Myhr and Nordström (2006) concluded that positive effects to livelihoods indicators enabled by mobile phones are most likely not isolated to Tanzanian fishermen. Communication through mobile phones can bring similar advantages to other groups that had earlier been excluded from the communication system. As with the study of Souter et al. (2005), that of Myhr and Nordström (2006) is based on mobile phones, to study the link between ICTs and livelihoods.
Bjørn and Stein (2007) investigated regional aspects of internet use in Tanzania, in order to understand the extent of the digital divide within Tanzania. The study sought to determine if there were differences in quantity or quality of public internet access points and their use and users between rural and urban areas. The survey was performed in rural, semi-urban and central regions of the country. Seven internet cafés and 63 respondents from three rural regions, Iringa, Mbeya, and Songea, were involved. From the urban regions the study involved six internet cafés and 41 respondents from Morogoro and 12 internet cafés and 161 respondents from Dar es Salaam. A question was used to collect data from the five sites.
The findings showed that internet users in internet cafés were surprisingly similar in urban and rural areas. However, some small differences between urban and rural internet users existed, in that the users are becoming more “elite” in the rural regions, where access was scarce. Rural users tended to be younger and better educated and they were willing to spend relatively more money on internet use. They were also, to some degree, using the internet for more “instrumental” purposes, such as research and information seeking. Bjørn and Stein (2007) pointed out another, more obvious difference, “gender digital divide”, showing that the share of female users is considerably lower in rural regions.
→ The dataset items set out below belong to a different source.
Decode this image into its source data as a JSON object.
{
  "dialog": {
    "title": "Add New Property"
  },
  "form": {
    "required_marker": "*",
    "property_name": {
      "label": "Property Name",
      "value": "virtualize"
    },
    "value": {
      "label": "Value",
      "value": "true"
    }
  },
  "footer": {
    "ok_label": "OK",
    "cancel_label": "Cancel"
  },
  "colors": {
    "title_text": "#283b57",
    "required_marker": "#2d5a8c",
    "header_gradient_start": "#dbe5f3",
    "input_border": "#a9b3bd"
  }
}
In a study by McNamara (2008), the survey questionnaire was given to a sample of 181 individuals and key informants in rural communities, from nine villages located in three districts in Tanzania, These were Bagamoyo, Njombe and Moshi Rural. The questionnaires were complemented by focus group discussions with districts officers and planning officers and round-table discussions with key stakeholders from government, civil society organisations, private sector and academia, as well as development partners and practitioners.
McNamara‟s (2008) findings were that ICTs commonly used by the rural poor in the selected districts were radio, mobile phone and television. Very few people used internet, email and fax. The study pointed out that ICTs contributed to improving rural livelihoods through improved business (17%), increased access to education (3%), ease of communication (50%) and increased access to key information (30%). McNamara (2008) pointed out challenges for effective utilisation to ICT, which included resistance from users because of culture, traditions and economic hardship, which restrict people from using ICTs. The rural community believes that ICTs have brought some negative impacts to society, including distortion of culture and an increase in violence and crime.
McNamara (2008) recommended that the government should invest in ICT infrastructure in rural areas and provide incentives to individuals willing to invest in ICTs in rural areas, through private-public partnerships. The government should control programmes broadcast on television and radio, to preserve the national culture. The cost of radio batteries should also be controlled. The study recommended that the price of mobile phone devices and air-time vouchers should be reduced to allow more rural communities to access them.